Thank you for sharing! Please don’t ever stop talking about him to us “outside” your immediate family. His stories, his legacy, his memory, is a constant reminder to us who share his story with our kids and hopefully our kids’ kids of not only a reminder of the tragedy and sadness that has forever effected your lives and the lives of so many close to him, but also of his strength and charm and charisma and effect he had on so many when he was here that is still carried on today… sadly seven years later. His relationship with his family, his sisters, his teachers, and his friends are still talked about inside homes and the walls of the school he attended and thrived in. My daughter plays soccer at his school and her coach highly respected and loved Beau and to this day in their game day cheer and every single day when practice ends they cheer “Bears on 2” instead of the typical cheer that occurs on 3 just in honor of your sweet Beau….. hugs to you all…. love your friend from afar.
Sheena, I never responded back when because I didn’t know how. I do appreciate your kind and beautiful words. Thank you for making our hearts smile!!!

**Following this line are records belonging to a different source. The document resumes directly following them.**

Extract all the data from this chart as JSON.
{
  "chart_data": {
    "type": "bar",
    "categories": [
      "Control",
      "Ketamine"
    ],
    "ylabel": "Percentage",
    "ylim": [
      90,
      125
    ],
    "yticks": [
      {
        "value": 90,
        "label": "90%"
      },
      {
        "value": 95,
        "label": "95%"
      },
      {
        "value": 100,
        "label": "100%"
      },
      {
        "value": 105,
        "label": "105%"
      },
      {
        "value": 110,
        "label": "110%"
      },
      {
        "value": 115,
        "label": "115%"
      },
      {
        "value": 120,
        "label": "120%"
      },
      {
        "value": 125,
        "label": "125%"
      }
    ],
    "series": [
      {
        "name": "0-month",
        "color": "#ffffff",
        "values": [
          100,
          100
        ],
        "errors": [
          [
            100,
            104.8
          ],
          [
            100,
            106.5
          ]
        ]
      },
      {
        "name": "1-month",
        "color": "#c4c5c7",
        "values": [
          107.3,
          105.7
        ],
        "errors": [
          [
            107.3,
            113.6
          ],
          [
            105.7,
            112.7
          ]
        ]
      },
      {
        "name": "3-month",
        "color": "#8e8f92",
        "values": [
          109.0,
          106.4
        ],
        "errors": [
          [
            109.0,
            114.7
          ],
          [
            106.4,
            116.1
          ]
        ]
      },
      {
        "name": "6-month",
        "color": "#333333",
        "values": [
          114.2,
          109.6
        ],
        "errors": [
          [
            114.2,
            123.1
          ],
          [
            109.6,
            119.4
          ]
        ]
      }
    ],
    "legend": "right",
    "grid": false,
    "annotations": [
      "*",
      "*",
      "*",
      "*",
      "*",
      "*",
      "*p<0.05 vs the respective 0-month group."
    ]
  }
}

Beautifully said my sweet cousin! You have made us all aware of what a beautiful person he is. You have honored him and not let him be forgotten.. I never met him, yet your description of him, your heartfelt expressions , pictures, are so vivid, I feel like I do! He is pretty special. 😊 Keep taking about him. We love the stories and your beautiful memories! ❤
Oh my….so many things to say. I spent soooo many Saturdays, at ALL day wrestling tournaments, watching our boys, Beau the light weight, and Pheonix the heavy. We were there til the end. Beau was always so full of life and sass. He will be forever missed, but, he left a light that will always shine when you least expect it…. that is just his way. Much love to you all. -Julie Versey
Thank you, Julie!!! Your words are beautiful and we sure appreciate it!